The federal government has about the same number of amici briefs in support and those filings are dominated by arguments made by scholars providing full defenses of congressional treaty power. In addition, though, there are arguments by producers of chemicals with toxic properties, concerned about misuse of those materials for harmful purposes, and by negotiators of weapons treaty experts and former State Department legal advisers.
Analysis
Carol Anne Bond, a jilted suburban housewife bent on revenge, is already the unlikely heroine of the modern states’ rights movement, having already won one major Supreme Court ruling that established the citizen’s right to challenge the wide expanse of national authority. Her second trip to the Court has the potential to make her even more a truly historic figure in the annals of America’s most-enduring constitutional debate: where to draw the line between national and state government authority. It was a debate that nearly broke up the Constitutional Convention in 1 787, a debate that seriously complicated the constitutional ratification process, a debate that did not end with the ratification of the Tenth Amendment, a debate that led to Civil War, and to countless legislative and political wrangles in virtually every decade of U.S. history.
In short, the coming decision in Bond. v.
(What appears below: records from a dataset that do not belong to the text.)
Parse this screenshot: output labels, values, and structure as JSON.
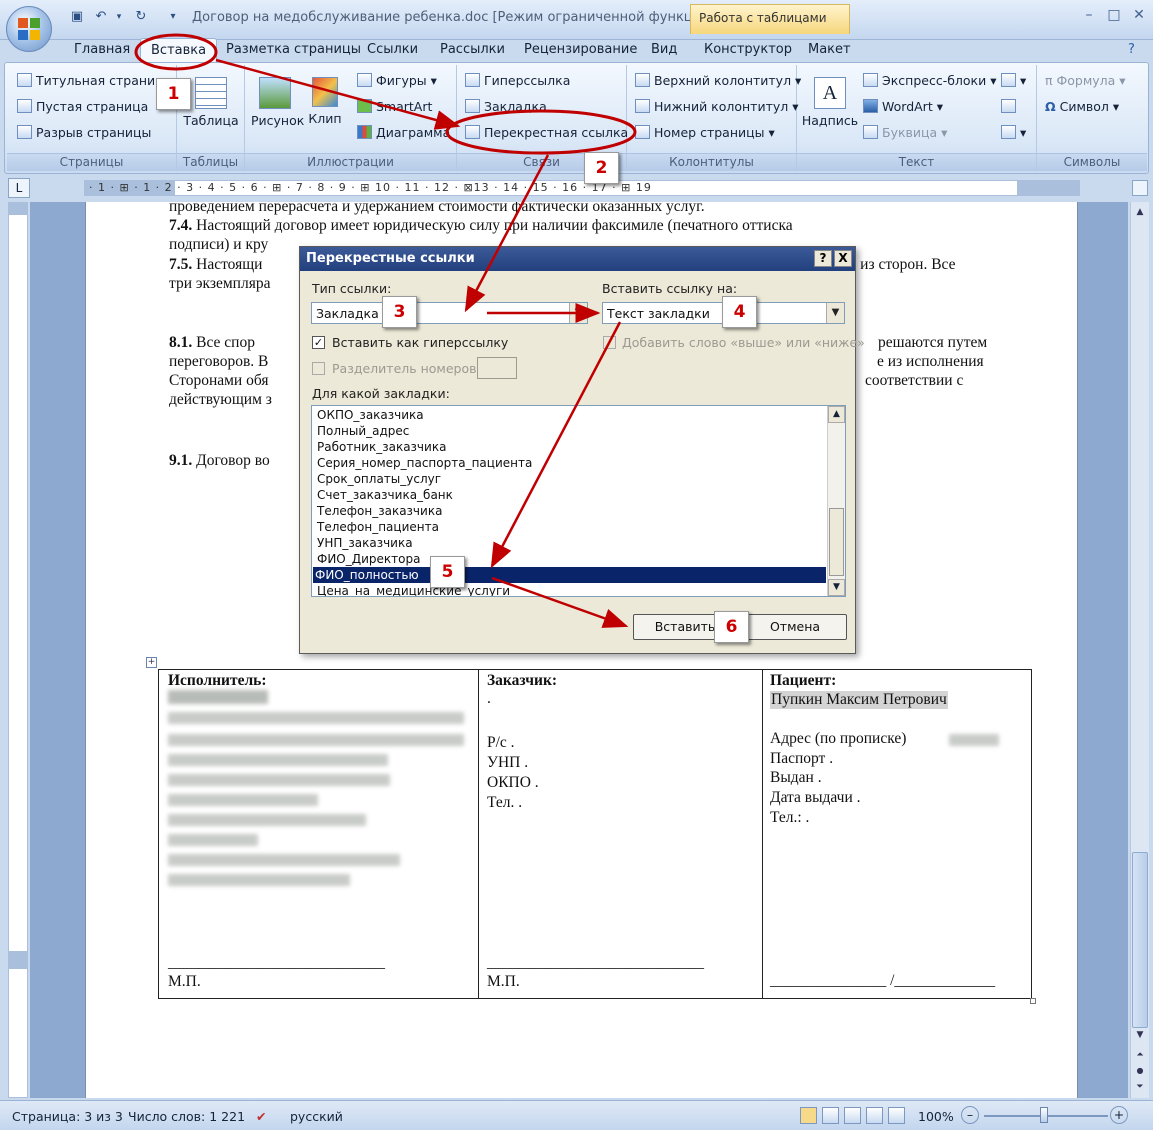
{
  "window": {
    "title": "Договор на медобслуживание ребенка.doc [Режим ограниченной функци...",
    "context_tab_title": "Работа с таблицами",
    "buttons": [
      "–",
      "□",
      "✕"
    ]
  },
  "tabs": [
    "Главная",
    "Вставка",
    "Разметка страницы",
    "Ссылки",
    "Рассылки",
    "Рецензирование",
    "Вид",
    "Конструктор",
    "Макет"
  ],
  "ribbon": {
    "pages": {
      "label": "Страницы",
      "items": [
        "Титульная страница",
        "Пустая страница",
        "Разрыв страницы"
      ]
    },
    "tables": {
      "label": "Таблицы",
      "button": "Таблица"
    },
    "illustrations": {
      "label": "Иллюстрации",
      "picture": "Рисунок",
      "clip": "Клип",
      "items": [
        "Фигуры",
        "SmartArt",
        "Диаграмма"
      ]
    },
    "links": {
      "label": "Связи",
      "items": [
        "Гиперссылка",
        "Закладка",
        "Перекрестная ссылка"
      ]
    },
    "header_footer": {
      "label": "Колонтитулы",
      "items": [
        "Верхний колонтитул",
        "Нижний колонтитул",
        "Номер страницы"
      ]
    },
    "text": {
      "label": "Текст",
      "textbox": "Надпись",
      "items": [
        "Экспресс-блоки",
        "WordArt",
        "Буквица"
      ]
    },
    "symbols": {
      "label": "Символы",
      "items": [
        "Формула",
        "Символ"
      ]
    }
  },
  "ruler": {
    "corner": "L",
    "numbers": "· 1 · ⊞ · 1 · 2 · 3 · 4 · 5 · 6 · ⊞ · 7 · 8 · 9 · ⊞ 10 · 11 · 12 · ⊠13 · 14 · 15 · 16 · 17 · ⊞ 19"
  },
  "document": {
    "lines": [
      {
        "text": "проведением перерасчета и удержанием стоимости фактически оказанных услуг."
      },
      {
        "num": "7.4.",
        "text": " Настоящий договор имеет юридическую силу при наличии факсимиле (печатного оттиска"
      },
      {
        "text": "подписи) и кру"
      },
      {
        "num": "7.5.",
        "text": " Настоящи"
      },
      {
        "text": "й из сторон. Все"
      },
      {
        "text": "три экземпляра"
      },
      {
        "num": "8.1.",
        "text": "     Все спор"
      },
      {
        "text": "решаются путем"
      },
      {
        "text": "переговоров. В"
      },
      {
        "text": "е из исполнения"
      },
      {
        "text": "Сторонами обя"
      },
      {
        "text": "соответствии с"
      },
      {
        "text": "действующим з"
      },
      {
        "num": "9.1.",
        "text": " Договор во"
      }
    ]
  },
  "sig_table": {
    "executor": {
      "title": "Исполнитель:",
      "stamp": "М.П.",
      "line": "____________________________"
    },
    "customer": {
      "title": "Заказчик:",
      "dot": ".",
      "fields": [
        "Р/с .",
        "УНП .",
        "ОКПО .",
        "Тел. ."
      ],
      "stamp": "М.П.",
      "line": "____________________________"
    },
    "patient": {
      "title": "Пациент:",
      "name": "Пупкин Максим Петрович",
      "fields": [
        "Адрес (по прописке)",
        "Паспорт .",
        "Выдан .",
        "Дата выдачи .",
        "Тел.: ."
      ],
      "line": "_______________ /_____________"
    }
  },
  "dialog": {
    "title": "Перекрестные ссылки",
    "help": "?",
    "close": "X",
    "ref_type_label": "Тип ссылки:",
    "ref_type_value": "Закладка",
    "insert_ref_label": "Вставить ссылку на:",
    "insert_ref_value": "Текст закладки",
    "hyperlink_chk": "Вставить как гиперссылку",
    "above_below_chk": "Добавить слово «выше» или «ниже»",
    "separator_chk": "Разделитель номеров",
    "which_label": "Для какой закладки:",
    "bookmarks": [
      "ОКПО_заказчика",
      "Полный_адрес",
      "Работник_заказчика",
      "Серия_номер_паспорта_пациента",
      "Срок_оплаты_услуг",
      "Счет_заказчика_банк",
      "Телефон_заказчика",
      "Телефон_пациента",
      "УНП_заказчика",
      "ФИО_Директора",
      "ФИО_полностью",
      "Цена_на_медицинские_услуги"
    ],
    "selected_index": 10,
    "insert_btn": "Вставить",
    "cancel_btn": "Отмена"
  },
  "callouts": [
    "1",
    "2",
    "3",
    "4",
    "5",
    "6"
  ],
  "statusbar": {
    "page": "Страница: 3 из 3",
    "words": "Число слов: 1 221",
    "lang": "русский",
    "zoom": "100%",
    "minus": "–",
    "plus": "+"
  },
  "colors": {
    "annotation": "#c00000",
    "dialog_title": "#23407e",
    "selection": "#0a246a"
  }
}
United States may wind up with a very prominent place in constitutional history, and the two sides in the case have combined to push that potential almost to the point of predictability. This case is a grand example of America’s continuing constitutional conversation, and compelling arguments have been put forth with vigor and considerable imagination on both sides.
It is, indeed, difficult to imagine how this case can be decided without making history. A ruling in Bond’s favor, even on a narrow ground of reading her conduct as outside of the 1998 law, would have to be justified by some assessment of Congress’s authority to choose how it implements treaties, and some assessment of Congress’s obligation to show considerable respect for state sovereignty.
The government probably has done enough, in its filings, to keep the Court from ruling for Bond on the simple premise that what she did was exempted from the law by some reading of the “peaceful purpose” of the law. The facts of the case have been portrayed in a scary way by government lawyers, and that may deter most of the Justices from giving her a pass on that ground.
An exemption for her conduct, though, would appear to be the only way to keep the decision narrow. Beyond that choice, the Court has to turn to fundamentals of national and state authority, and Missouri v. Holland is a fit forum for doing so.